HABEAS CORPUS EM FAVOR DE GIULIETTA

EXMO(A) SR(A) DR(A) JUIZ(A)-LEITOR(A) DO SITE VIRTUALHADA


EU, MARTA DE OLIVEIRA TORRES, já qualificada nos presentes autos, venho, por intermédio dessa VIRTUALHADA, interpor um HABEAS CORPUS PREVENTIVO em favor de GIULIETTA, italiana, magrela dobrável e leve, sem placa, domiciliada em Salvador-BA, ainda não apresentada a esse Juízo, contra ato perpetrado pela autoridade pública ora informada, pelas razões de fato e direito que passa a expor:
Em 11 de julho do corrente ano, GIULIETTA saia pela 3ª vez naquela cidade para passear. GIULIETTA tinha medo de rodar pelas ruas de Salvador: nas duas únicas investidas nesses quase dois anos que residia na primeira capital do Brasil, em uma ela levou uma fechada de um ônibus e na outra levou uma queda. Nessa terceira, no entanto, GIULIETTA nem imaginava que voltaria para casa sem ver o sol se pôr.
Conforme narrado nos autos do inquérito nº 1432/2015, GIULIETTA estava passeando no Porto da Barra ao final da manhã daquele ensolarado dia de suposto inverno, deliciando-se com a brisa leve em seus pneus, apreciando as esparças nuvens que voavam sobre suas costas, quando, de repente, sofreu uma freada brusca. Em seguida, quando deu por si, estava sendo conduzida presa, acusada de crime de desacato.
Somente na presente data, 3/12/2015, GIULIETTA recebeu uma intimação deste Juízo e pediu para que eu lesse para ela, uma vez que ainda não aprendeu a falar português.
Expliquei para ela que assim afirma o inquérito: “que em nenhum momento o declarante agrediu a Sra. Marta, tendo ela sido conduzida no interior da viatura e sua bicicleta foi trazida no xadrez.”.
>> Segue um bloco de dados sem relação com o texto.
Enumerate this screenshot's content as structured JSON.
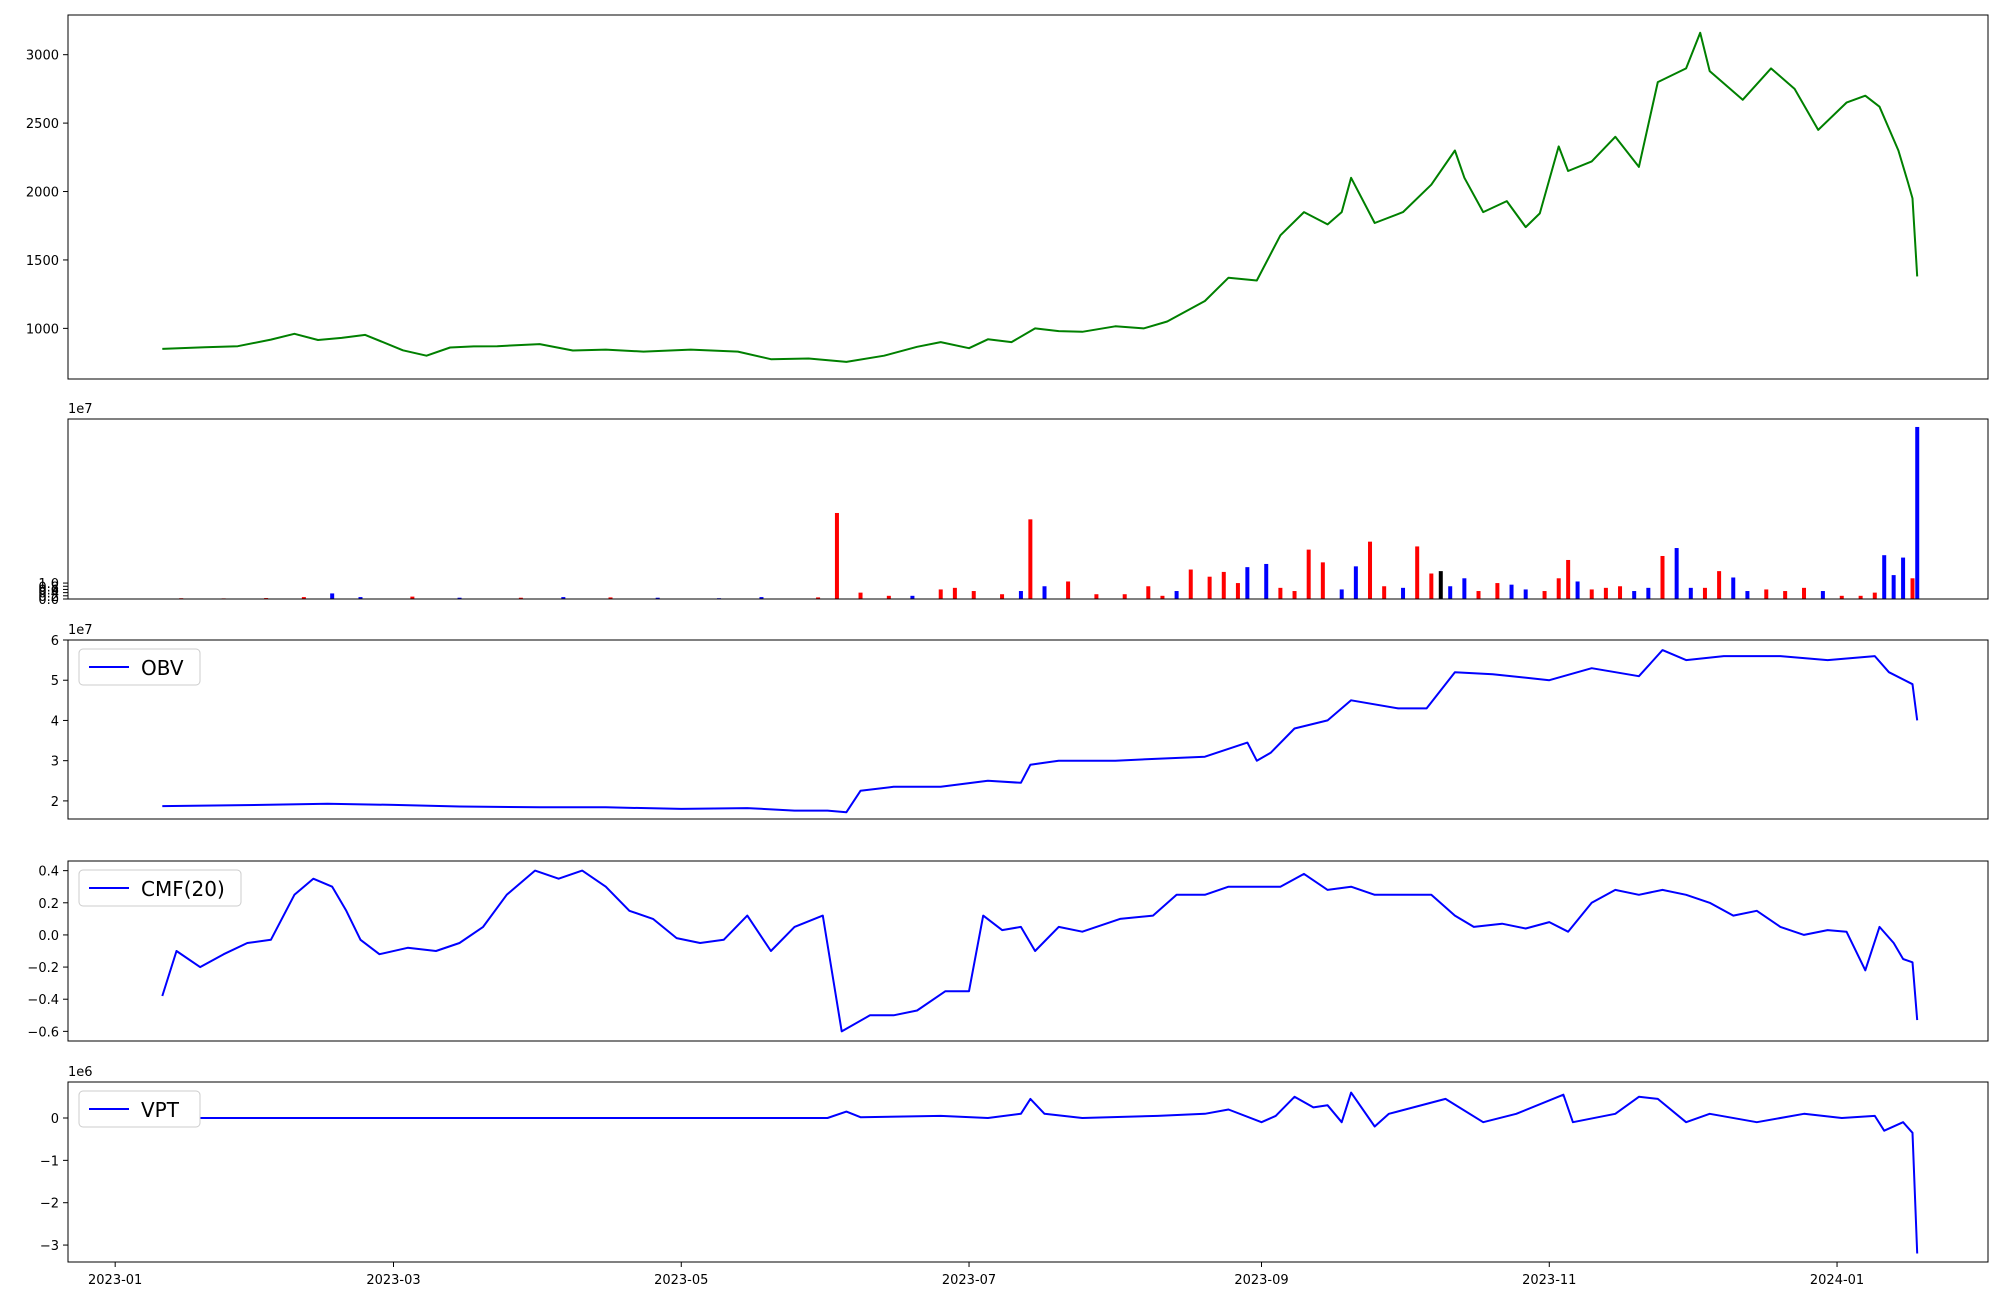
{
  "chart_data": [
    {
      "type": "line",
      "panel": "price",
      "x": [
        "2023-01-11",
        "2023-01-20",
        "2023-01-27",
        "2023-02-03",
        "2023-02-08",
        "2023-02-13",
        "2023-02-18",
        "2023-02-23",
        "2023-03-03",
        "2023-03-08",
        "2023-03-13",
        "2023-03-18",
        "2023-03-23",
        "2023-04-01",
        "2023-04-08",
        "2023-04-15",
        "2023-04-23",
        "2023-05-03",
        "2023-05-13",
        "2023-05-20",
        "2023-05-28",
        "2023-06-05",
        "2023-06-13",
        "2023-06-20",
        "2023-06-25",
        "2023-07-01",
        "2023-07-05",
        "2023-07-10",
        "2023-07-15",
        "2023-07-20",
        "2023-07-25",
        "2023-08-01",
        "2023-08-07",
        "2023-08-12",
        "2023-08-20",
        "2023-08-25",
        "2023-08-31",
        "2023-09-05",
        "2023-09-10",
        "2023-09-15",
        "2023-09-18",
        "2023-09-20",
        "2023-09-25",
        "2023-10-01",
        "2023-10-07",
        "2023-10-12",
        "2023-10-14",
        "2023-10-18",
        "2023-10-23",
        "2023-10-27",
        "2023-10-30",
        "2023-11-03",
        "2023-11-05",
        "2023-11-10",
        "2023-11-15",
        "2023-11-20",
        "2023-11-24",
        "2023-11-30",
        "2023-12-03",
        "2023-12-05",
        "2023-12-12",
        "2023-12-18",
        "2023-12-23",
        "2023-12-28",
        "2024-01-03",
        "2024-01-07",
        "2024-01-10",
        "2024-01-14",
        "2024-01-16",
        "2024-01-17",
        "2024-01-18"
      ],
      "y": [
        850,
        862,
        870,
        918,
        960,
        915,
        930,
        952,
        840,
        800,
        860,
        868,
        870,
        885,
        838,
        845,
        830,
        845,
        830,
        775,
        780,
        755,
        800,
        865,
        900,
        855,
        920,
        900,
        1000,
        980,
        975,
        1015,
        1000,
        1050,
        1200,
        1370,
        1350,
        1680,
        1850,
        1760,
        1850,
        2100,
        1770,
        1850,
        2050,
        2300,
        2100,
        1850,
        1930,
        1740,
        1840,
        2330,
        2150,
        2220,
        2400,
        2180,
        2800,
        2900,
        3160,
        2880,
        2670,
        2900,
        2750,
        2450,
        2650,
        2700,
        2620,
        2300,
        2070,
        1950,
        1380
      ],
      "xlim": [
        "2022-12-22",
        "2024-02-02"
      ],
      "ylim": [
        630,
        3290
      ],
      "yticks": [
        "1000",
        "1500",
        "2000",
        "2500",
        "3000"
      ],
      "color": "#008000"
    },
    {
      "type": "bar",
      "panel": "volume",
      "scale_label": "1e7",
      "x": [
        "2023-01-15",
        "2023-01-24",
        "2023-02-02",
        "2023-02-10",
        "2023-02-16",
        "2023-02-22",
        "2023-03-05",
        "2023-03-15",
        "2023-03-28",
        "2023-04-06",
        "2023-04-16",
        "2023-04-26",
        "2023-05-09",
        "2023-05-18",
        "2023-05-30",
        "2023-06-03",
        "2023-06-08",
        "2023-06-14",
        "2023-06-19",
        "2023-06-25",
        "2023-06-28",
        "2023-07-02",
        "2023-07-08",
        "2023-07-12",
        "2023-07-14",
        "2023-07-17",
        "2023-07-22",
        "2023-07-28",
        "2023-08-03",
        "2023-08-08",
        "2023-08-11",
        "2023-08-14",
        "2023-08-17",
        "2023-08-21",
        "2023-08-24",
        "2023-08-27",
        "2023-08-29",
        "2023-09-02",
        "2023-09-05",
        "2023-09-08",
        "2023-09-11",
        "2023-09-14",
        "2023-09-18",
        "2023-09-21",
        "2023-09-24",
        "2023-09-27",
        "2023-10-01",
        "2023-10-04",
        "2023-10-07",
        "2023-10-09",
        "2023-10-11",
        "2023-10-14",
        "2023-10-17",
        "2023-10-21",
        "2023-10-24",
        "2023-10-27",
        "2023-10-31",
        "2023-11-03",
        "2023-11-05",
        "2023-11-07",
        "2023-11-10",
        "2023-11-13",
        "2023-11-16",
        "2023-11-19",
        "2023-11-22",
        "2023-11-25",
        "2023-11-28",
        "2023-12-01",
        "2023-12-04",
        "2023-12-07",
        "2023-12-10",
        "2023-12-13",
        "2023-12-17",
        "2023-12-21",
        "2023-12-25",
        "2023-12-29",
        "2024-01-02",
        "2024-01-06",
        "2024-01-09",
        "2024-01-11",
        "2024-01-13",
        "2024-01-15",
        "2024-01-17",
        "2024-01-18"
      ],
      "values": [
        0.05,
        0.04,
        0.06,
        0.12,
        0.35,
        0.12,
        0.15,
        0.08,
        0.08,
        0.12,
        0.1,
        0.08,
        0.05,
        0.12,
        0.1,
        5.4,
        0.4,
        0.2,
        0.2,
        0.6,
        0.7,
        0.5,
        0.3,
        0.5,
        5.0,
        0.8,
        1.1,
        0.3,
        0.3,
        0.8,
        0.2,
        0.5,
        1.85,
        1.4,
        1.7,
        1.0,
        2.0,
        2.2,
        0.7,
        0.5,
        3.1,
        2.3,
        0.6,
        2.05,
        3.6,
        0.8,
        0.7,
        3.3,
        1.6,
        1.75,
        0.8,
        1.3,
        0.5,
        1.0,
        0.9,
        0.6,
        0.5,
        1.3,
        2.45,
        1.1,
        0.6,
        0.7,
        0.8,
        0.5,
        0.7,
        2.7,
        3.2,
        0.7,
        0.7,
        1.75,
        1.35,
        0.5,
        0.6,
        0.5,
        0.7,
        0.5,
        0.2,
        0.2,
        0.4,
        2.75,
        1.5,
        2.6,
        1.3,
        10.8
      ],
      "colors": [
        "red",
        "red",
        "red",
        "red",
        "blue",
        "blue",
        "red",
        "blue",
        "red",
        "blue",
        "red",
        "blue",
        "blue",
        "blue",
        "red",
        "red",
        "red",
        "red",
        "blue",
        "red",
        "red",
        "red",
        "red",
        "blue",
        "red",
        "blue",
        "red",
        "red",
        "red",
        "red",
        "red",
        "blue",
        "red",
        "red",
        "red",
        "red",
        "blue",
        "blue",
        "red",
        "red",
        "red",
        "red",
        "blue",
        "blue",
        "red",
        "red",
        "blue",
        "red",
        "red",
        "black",
        "blue",
        "blue",
        "red",
        "red",
        "blue",
        "blue",
        "red",
        "red",
        "red",
        "blue",
        "red",
        "red",
        "red",
        "blue",
        "blue",
        "red",
        "blue",
        "blue",
        "red",
        "red",
        "blue",
        "blue",
        "red",
        "red",
        "red",
        "blue",
        "red",
        "red",
        "red",
        "blue",
        "blue",
        "blue",
        "red",
        "blue"
      ],
      "xlim": [
        "2022-12-22",
        "2024-02-02"
      ],
      "ylim": [
        0,
        11.3
      ],
      "yticks": [
        "0.0",
        "0.2",
        "0.4",
        "0.6",
        "0.8",
        "1.0"
      ]
    },
    {
      "type": "line",
      "panel": "obv",
      "scale_label": "1e7",
      "legend": "OBV",
      "x": [
        "2023-01-11",
        "2023-02-01",
        "2023-02-15",
        "2023-03-01",
        "2023-03-15",
        "2023-04-01",
        "2023-04-15",
        "2023-05-01",
        "2023-05-15",
        "2023-05-25",
        "2023-06-01",
        "2023-06-05",
        "2023-06-08",
        "2023-06-15",
        "2023-06-25",
        "2023-07-05",
        "2023-07-12",
        "2023-07-14",
        "2023-07-20",
        "2023-08-01",
        "2023-08-10",
        "2023-08-20",
        "2023-08-29",
        "2023-08-31",
        "2023-09-03",
        "2023-09-08",
        "2023-09-15",
        "2023-09-20",
        "2023-09-30",
        "2023-10-06",
        "2023-10-12",
        "2023-10-20",
        "2023-11-01",
        "2023-11-10",
        "2023-11-20",
        "2023-11-25",
        "2023-11-30",
        "2023-12-08",
        "2023-12-20",
        "2023-12-30",
        "2024-01-09",
        "2024-01-12",
        "2024-01-17",
        "2024-01-18"
      ],
      "y": [
        1.87,
        1.9,
        1.93,
        1.9,
        1.86,
        1.84,
        1.84,
        1.8,
        1.82,
        1.76,
        1.76,
        1.72,
        2.25,
        2.35,
        2.35,
        2.5,
        2.45,
        2.9,
        3.0,
        3.0,
        3.05,
        3.1,
        3.45,
        3.0,
        3.2,
        3.8,
        4.0,
        4.5,
        4.3,
        4.3,
        5.2,
        5.15,
        5.0,
        5.3,
        5.1,
        5.75,
        5.5,
        5.6,
        5.6,
        5.5,
        5.6,
        5.2,
        4.9,
        4.0
      ],
      "xlim": [
        "2022-12-22",
        "2024-02-02"
      ],
      "ylim": [
        1.55,
        6.0
      ],
      "yticks": [
        "2",
        "3",
        "4",
        "5",
        "6"
      ]
    },
    {
      "type": "line",
      "panel": "cmf",
      "legend": "CMF(20)",
      "x": [
        "2023-01-11",
        "2023-01-14",
        "2023-01-19",
        "2023-01-24",
        "2023-01-29",
        "2023-02-03",
        "2023-02-08",
        "2023-02-12",
        "2023-02-16",
        "2023-02-19",
        "2023-02-22",
        "2023-02-26",
        "2023-03-04",
        "2023-03-10",
        "2023-03-15",
        "2023-03-20",
        "2023-03-25",
        "2023-03-31",
        "2023-04-05",
        "2023-04-10",
        "2023-04-15",
        "2023-04-20",
        "2023-04-25",
        "2023-04-30",
        "2023-05-05",
        "2023-05-10",
        "2023-05-15",
        "2023-05-20",
        "2023-05-25",
        "2023-05-31",
        "2023-06-04",
        "2023-06-10",
        "2023-06-15",
        "2023-06-20",
        "2023-06-26",
        "2023-07-01",
        "2023-07-04",
        "2023-07-08",
        "2023-07-12",
        "2023-07-15",
        "2023-07-20",
        "2023-07-25",
        "2023-08-02",
        "2023-08-09",
        "2023-08-14",
        "2023-08-20",
        "2023-08-25",
        "2023-08-30",
        "2023-09-05",
        "2023-09-10",
        "2023-09-15",
        "2023-09-20",
        "2023-09-25",
        "2023-10-01",
        "2023-10-07",
        "2023-10-12",
        "2023-10-16",
        "2023-10-22",
        "2023-10-27",
        "2023-11-01",
        "2023-11-05",
        "2023-11-10",
        "2023-11-15",
        "2023-11-20",
        "2023-11-25",
        "2023-11-30",
        "2023-12-05",
        "2023-12-10",
        "2023-12-15",
        "2023-12-20",
        "2023-12-25",
        "2023-12-30",
        "2024-01-03",
        "2024-01-07",
        "2024-01-10",
        "2024-01-13",
        "2024-01-15",
        "2024-01-17",
        "2024-01-18"
      ],
      "y": [
        -0.38,
        -0.1,
        -0.2,
        -0.12,
        -0.05,
        -0.03,
        0.25,
        0.35,
        0.3,
        0.15,
        -0.03,
        -0.12,
        -0.08,
        -0.1,
        -0.05,
        0.05,
        0.25,
        0.4,
        0.35,
        0.4,
        0.3,
        0.15,
        0.1,
        -0.02,
        -0.05,
        -0.03,
        0.12,
        -0.1,
        0.05,
        0.12,
        -0.6,
        -0.5,
        -0.5,
        -0.47,
        -0.35,
        -0.35,
        0.12,
        0.03,
        0.05,
        -0.1,
        0.05,
        0.02,
        0.1,
        0.12,
        0.25,
        0.25,
        0.3,
        0.3,
        0.3,
        0.38,
        0.28,
        0.3,
        0.25,
        0.25,
        0.25,
        0.12,
        0.05,
        0.07,
        0.04,
        0.08,
        0.02,
        0.2,
        0.28,
        0.25,
        0.28,
        0.25,
        0.2,
        0.12,
        0.15,
        0.05,
        0.0,
        0.03,
        0.02,
        -0.22,
        0.05,
        -0.05,
        -0.15,
        -0.17,
        -0.53
      ],
      "xlim": [
        "2022-12-22",
        "2024-02-02"
      ],
      "ylim": [
        -0.66,
        0.46
      ],
      "yticks": [
        "−0.6",
        "−0.4",
        "−0.2",
        "0.0",
        "0.2",
        "0.4"
      ]
    },
    {
      "type": "line",
      "panel": "vpt",
      "scale_label": "1e6",
      "legend": "VPT",
      "x": [
        "2023-01-11",
        "2023-06-01",
        "2023-06-05",
        "2023-06-08",
        "2023-06-25",
        "2023-07-05",
        "2023-07-12",
        "2023-07-14",
        "2023-07-17",
        "2023-07-25",
        "2023-08-10",
        "2023-08-20",
        "2023-08-25",
        "2023-09-01",
        "2023-09-04",
        "2023-09-08",
        "2023-09-12",
        "2023-09-15",
        "2023-09-18",
        "2023-09-20",
        "2023-09-25",
        "2023-09-28",
        "2023-10-10",
        "2023-10-18",
        "2023-10-25",
        "2023-11-04",
        "2023-11-06",
        "2023-11-15",
        "2023-11-20",
        "2023-11-24",
        "2023-11-30",
        "2023-12-05",
        "2023-12-15",
        "2023-12-25",
        "2024-01-02",
        "2024-01-09",
        "2024-01-11",
        "2024-01-15",
        "2024-01-17",
        "2024-01-18"
      ],
      "y": [
        0,
        0,
        0.15,
        0.02,
        0.05,
        0.0,
        0.1,
        0.45,
        0.1,
        0.0,
        0.05,
        0.1,
        0.2,
        -0.1,
        0.05,
        0.5,
        0.25,
        0.3,
        -0.1,
        0.6,
        -0.2,
        0.1,
        0.45,
        -0.1,
        0.1,
        0.55,
        -0.1,
        0.1,
        0.5,
        0.45,
        -0.1,
        0.1,
        -0.1,
        0.1,
        0.0,
        0.05,
        -0.3,
        -0.1,
        -0.35,
        -3.2
      ],
      "xlim": [
        "2022-12-22",
        "2024-02-02"
      ],
      "ylim": [
        -3.4,
        0.85
      ],
      "yticks": [
        "−3",
        "−2",
        "−1",
        "0"
      ]
    }
  ],
  "x_axis_ticks": [
    "2023-01",
    "2023-03",
    "2023-05",
    "2023-07",
    "2023-09",
    "2023-11",
    "2024-01"
  ]
}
Em outra passagem, “ELA SE DIRIGIU A GUARNIÇAO COM VARIAS PALAVRAS DE BAIXO CALÃO,
COMO BABACA, IMBECIL, IDIOTA. E QUE ALEM DISSO ELA CALUNIOU OS POLICIAIS AFIRMANDO QUE OS MESMOS SÓ PRENDEM NEGROS, AO RECEBER VOZ DE PRISÃO SENTOU-SE NO BAR RECUSANDO A SER CONDUZIDA. RESISTINDO A PRISÃO O QUE FEZ AUMENTAR A TURBA, DIFICULTANDO A CONDUÇÃO DOS ELEMENTOS ATE A DELEGACIA, QUE APÓS INSISTIR A MESMA FOI CONDUZIDA NA GUARNIÇÃO DA POLICIA SEM A NECESSIDADE DE ALGEMAS, E NEM NO PRESIDIO DA VIATURA, VISTO QUE O PRESIDIO ESTAVA OCUPADO PELA BICICLETA DA MESMA.”

GIULIETTA soltou um ar por seus pneus quando a lembrei do episódio em que foi conduzida no presídio da viatura. Não ficou angustiada pela acusação. Ela me contou que lá na Itália os policiais não prendiam não. Eles matavam. Aí eu respondi que no Nordeste de Amaralina também.
Assustada, GIULIETTA suplicou-me para que a represente na audiência perante esse Juízo, informa que está com o pneu murcho e não está afim de sair de casa. Pediu para alegar em sua defesa: “A MINHA BUZINA ESTÁ QUEBRADA!”. Como, então, poderia ter falado qualquer verdade?

Por essa razão, Exmo(a) Sr(a) Juiz(a), peço encarecidamente, com fundamento na Constituição Federal, artigo quinto, inciso não sei lá das quantas, que APRECIE esse HABEAS CORPUS PREVENTIVO e conceda o TRANCAMENTO DA PRESENTE AÇÃO PENAL.